Q: Should I use Data Factory or Logic Apps for integration?

Use a factory for data integration: moving and transforming large volumes of data on a schedule or an event with compute built for that job. Use Logic Apps for application and business-process integration: reacting to an email, calling a SaaS API, posting to a chat channel, or running a lightweight workflow across the many business-system connectors Logic Apps offers. The dividing line is volume and intent. A workflow that moves a few records in reaction to a business event belongs in Logic Apps, while a pipeline that moves millions of rows with proper data movement compute belongs in a factory. Using a factory to send a notification is heavier than the task warrants, and using Logic Apps to move large data sets puts the work on an engine that was not designed for that throughput, so matching the tool to the volume and the purpose keeps both the cost and the reliability sensible.

Q: Can one self-hosted integration runtime serve more than one data factory?
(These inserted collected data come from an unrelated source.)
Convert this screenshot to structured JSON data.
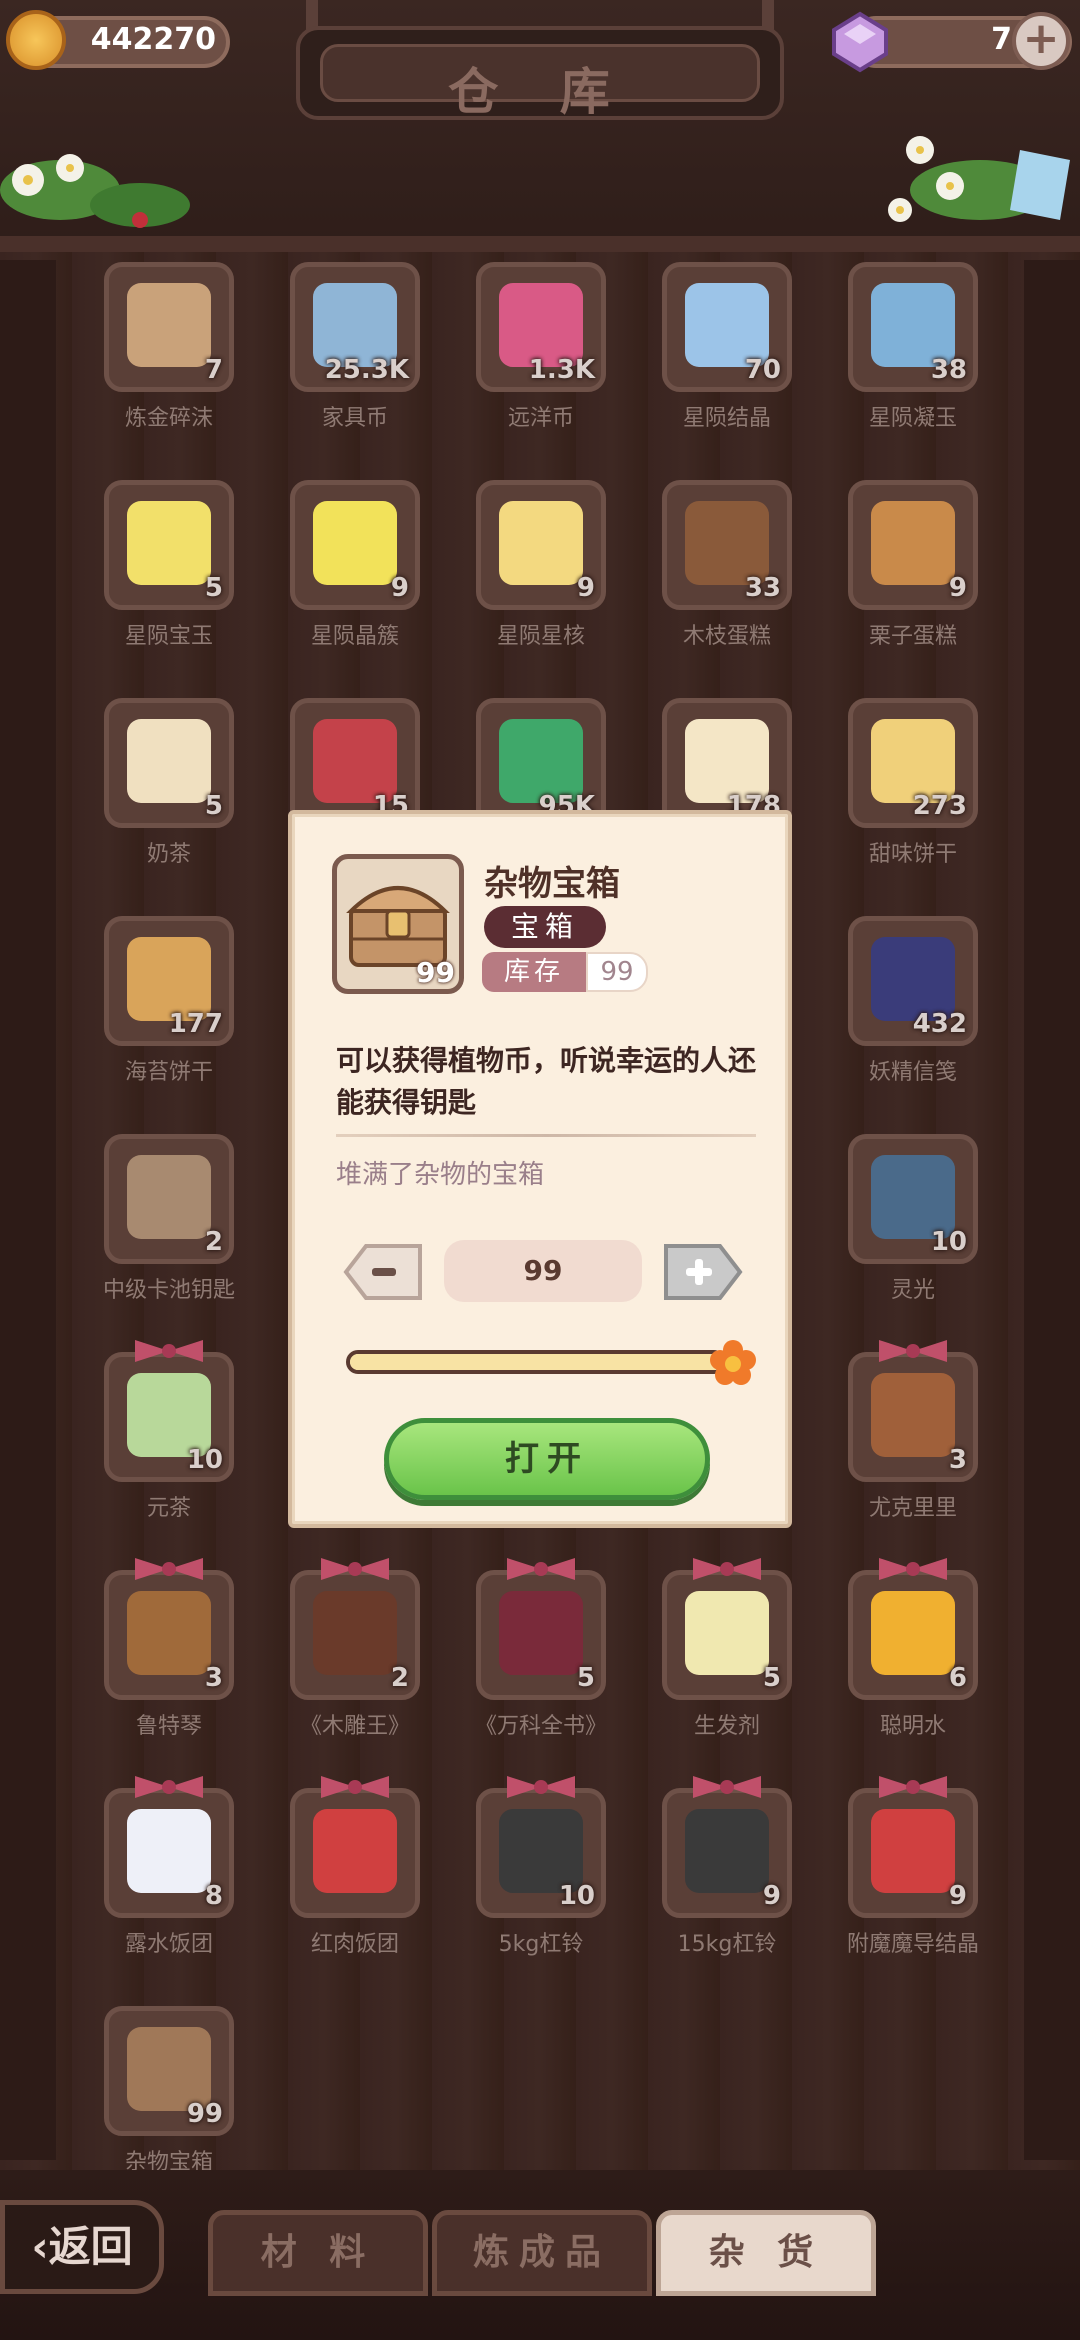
{
  "header": {
    "title": "仓 库",
    "coins": "442270",
    "gems": "7"
  },
  "items": [
    {
      "name": "炼金碎沫",
      "count": "7",
      "color": "#c9a27a",
      "icon": "rock-icon"
    },
    {
      "name": "家具币",
      "count": "25.3K",
      "color": "#8fb5d6",
      "icon": "furniture-coin-icon"
    },
    {
      "name": "远洋币",
      "count": "1.3K",
      "color": "#d95a86",
      "icon": "ocean-coin-icon"
    },
    {
      "name": "星陨结晶",
      "count": "70",
      "color": "#9cc4e8",
      "icon": "crystal-icon"
    },
    {
      "name": "星陨凝玉",
      "count": "38",
      "color": "#7fb1d8",
      "icon": "star-jade-icon"
    },
    {
      "name": "星陨宝玉",
      "count": "5",
      "color": "#f2e06a",
      "icon": "yellow-gem-icon"
    },
    {
      "name": "星陨晶簇",
      "count": "9",
      "color": "#f2e25a",
      "icon": "star-cluster-icon"
    },
    {
      "name": "星陨星核",
      "count": "9",
      "color": "#f3d980",
      "icon": "star-core-icon"
    },
    {
      "name": "木枝蛋糕",
      "count": "33",
      "color": "#8a5a3a",
      "icon": "log-cake-icon"
    },
    {
      "name": "栗子蛋糕",
      "count": "9",
      "color": "#c98a4a",
      "icon": "chestnut-cake-icon"
    },
    {
      "name": "奶茶",
      "count": "5",
      "color": "#f0e0c0",
      "icon": "milk-tea-icon"
    },
    {
      "name": "",
      "count": "15",
      "color": "#c4424a",
      "icon": "berry-cake-icon"
    },
    {
      "name": "",
      "count": "95K",
      "color": "#3fa86a",
      "icon": "plant-coin-icon"
    },
    {
      "name": "",
      "count": "178",
      "color": "#f4e6c6",
      "icon": "marshmallow-icon"
    },
    {
      "name": "甜味饼干",
      "count": "273",
      "color": "#f0d07a",
      "icon": "cracker-icon"
    },
    {
      "name": "海苔饼干",
      "count": "177",
      "color": "#d9a45a",
      "icon": "seaweed-cracker-icon"
    },
    {
      "name": "妖精信笺",
      "count": "432",
      "color": "#3a3c7a",
      "icon": "fairy-letter-icon"
    },
    {
      "name": "中级卡池钥匙",
      "count": "2",
      "color": "#a88a70",
      "icon": "key-icon"
    },
    {
      "name": "灵光",
      "count": "10",
      "color": "#4a6a8a",
      "icon": "spirit-light-icon"
    },
    {
      "name": "元茶",
      "count": "10",
      "color": "#b8d89a",
      "icon": "tea-icon"
    },
    {
      "name": "尤克里里",
      "count": "3",
      "color": "#a0603a",
      "icon": "ukulele-icon"
    },
    {
      "name": "鲁特琴",
      "count": "3",
      "color": "#a06a3a",
      "icon": "lute-icon"
    },
    {
      "name": "《木雕王》",
      "count": "2",
      "color": "#6a3a2a",
      "icon": "book-brown-icon"
    },
    {
      "name": "《万科全书》",
      "count": "5",
      "color": "#7a2a3a",
      "icon": "book-red-icon"
    },
    {
      "name": "生发剂",
      "count": "5",
      "color": "#f0e8b0",
      "icon": "bottle-icon"
    },
    {
      "name": "聪明水",
      "count": "6",
      "color": "#f0b030",
      "icon": "smart-water-icon"
    },
    {
      "name": "露水饭团",
      "count": "8",
      "color": "#eef0f8",
      "icon": "rice-ball-icon"
    },
    {
      "name": "红肉饭团",
      "count": "",
      "color": "#d04040",
      "icon": "meat-rice-ball-icon"
    },
    {
      "name": "5kg杠铃",
      "count": "10",
      "color": "#3a3a3a",
      "icon": "dumbbell-icon"
    },
    {
      "name": "15kg杠铃",
      "count": "9",
      "color": "#3a3a3a",
      "icon": "dumbbell-large-icon"
    },
    {
      "name": "附魔魔导结晶",
      "count": "9",
      "color": "#d04040",
      "icon": "magic-crystal-icon"
    },
    {
      "name": "杂物宝箱",
      "count": "99",
      "color": "#a07858",
      "icon": "chest-icon"
    }
  ],
  "popup": {
    "title": "杂物宝箱",
    "type": "宝箱",
    "stock_label": "库存",
    "stock_value": "99",
    "thumb_count": "99",
    "description": "可以获得植物币，听说幸运的人还能获得钥匙",
    "flavor": "堆满了杂物的宝箱",
    "quantity": "99",
    "slider_fraction": 1.0,
    "open_label": "打开"
  },
  "footer": {
    "back_label": "返回",
    "tabs": [
      "材 料",
      "炼成品",
      "杂 货"
    ],
    "active_tab": 2
  }
}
A self-hosted integration runtime can be shared across multiple data factories, which avoids installing a separate agent on the same host for every factory that needs to reach the same private network. You register the runtime once and grant other factories permission to use it as a linked, shared runtime. This is useful when several factories in an organization all need to reach the same on-premises sources, because it reduces the number of agents to install, patch, and monitor. For availability and throughput you can also register multiple nodes against a single self-hosted runtime, and the service distributes work across the healthy nodes, so sharing and high availability are independent decisions: sharing controls how many factories use the runtime, while multiple nodes control how resilient and how scalable that runtime is for the work it handles.

Q: How do I monitor and observe my pipelines over time?
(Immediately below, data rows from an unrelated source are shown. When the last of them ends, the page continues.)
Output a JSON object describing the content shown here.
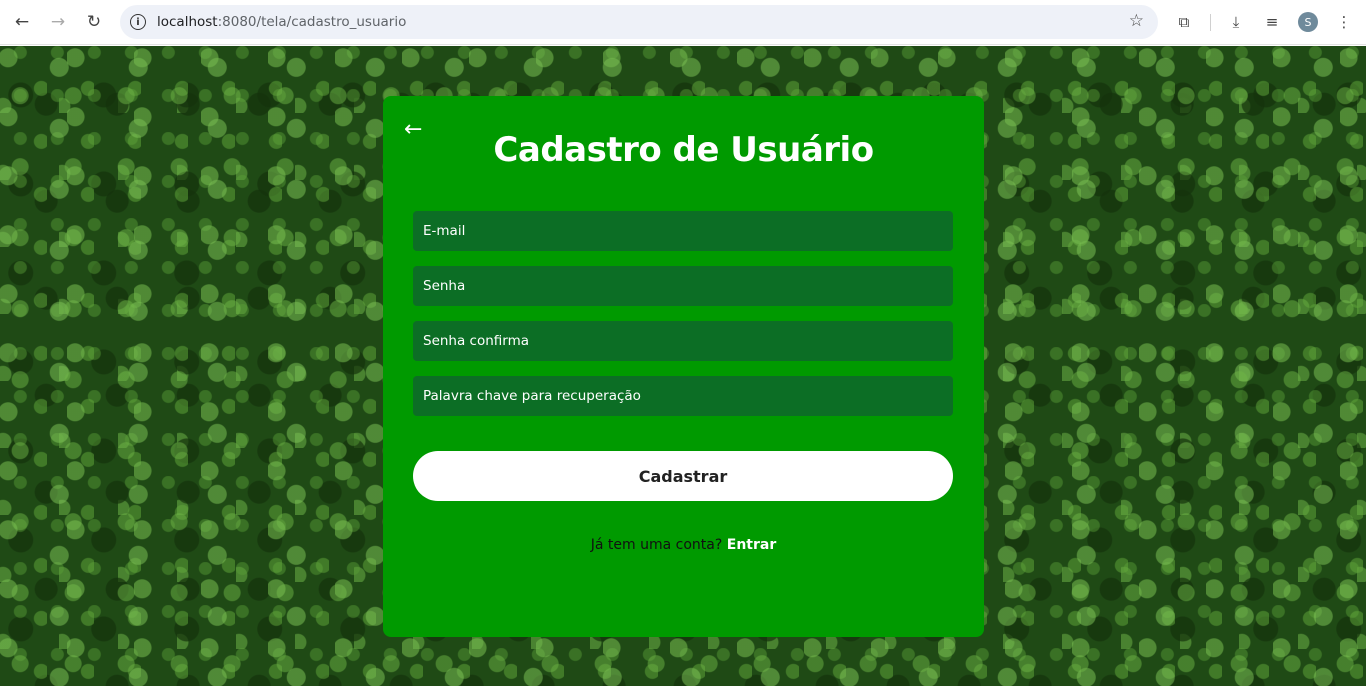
{
  "browser": {
    "url_host": "localhost",
    "url_rest": ":8080/tela/cadastro_usuario",
    "avatar_initial": "S"
  },
  "icons": {
    "back": "←",
    "forward": "→",
    "reload": "↻",
    "info": "i",
    "star": "☆",
    "extensions": "⧉",
    "download": "⤓",
    "media": "≡",
    "menu": "⋮",
    "form_back": "←"
  },
  "form": {
    "title": "Cadastro de Usuário",
    "fields": [
      {
        "placeholder": "E-mail"
      },
      {
        "placeholder": "Senha"
      },
      {
        "placeholder": "Senha confirma"
      },
      {
        "placeholder": "Palavra chave para recuperação"
      }
    ],
    "submit_label": "Cadastrar",
    "login_prompt": "Já tem uma conta?",
    "login_link": "Entrar"
  },
  "colors": {
    "card": "#009a00",
    "field": "#0c6e25",
    "button": "#ffffff"
  }
}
The studio’s monitoring view shows pipeline runs, activity runs, and trigger runs with their status, input, output, and error detail, which is enough for diagnosing an individual run. For history beyond the built-in retention, for alerting, and for analysis across many runs, route the factory’s diagnostic logs and metrics to a Log Analytics workspace through a diagnostic setting, then query them with KQL and build alerts on failure rates, durations, or specific error patterns. This is also where you find the run durations and Data Integration Unit usage needed to attribute and control cost, since the per-run detail tells you which pipelines and which data flows consume the most compute. Centralizing the telemetry turns one-off run inspection into a durable observability layer, so you can spot a creeping increase in run time or a rising failure rate before it becomes an incident.

Q: Does Data Factory store any of my data?

A factory does not persistently store your business records as part of moving it; it orchestrates the movement between your source and your sink, and the data lands in the sink you specify. During a copy that stages through an intermediate path, such as a blob staging step for a bulk load into a dedicated SQL pool, the payload passes through that staging location transiently as part of the operation rather than being retained by the factory itself. The factory does store metadata about your pipelines, the run history, and the entity definitions, and it records logs and outputs you can inspect in monitoring. The practical implication is that data residency and protection are governed by where your source, sink, and any staging location live and by the region of the integration runtime doing the movement, so those are the things to control when residency rules apply, rather than expecting the factory to be a data store you secure directly.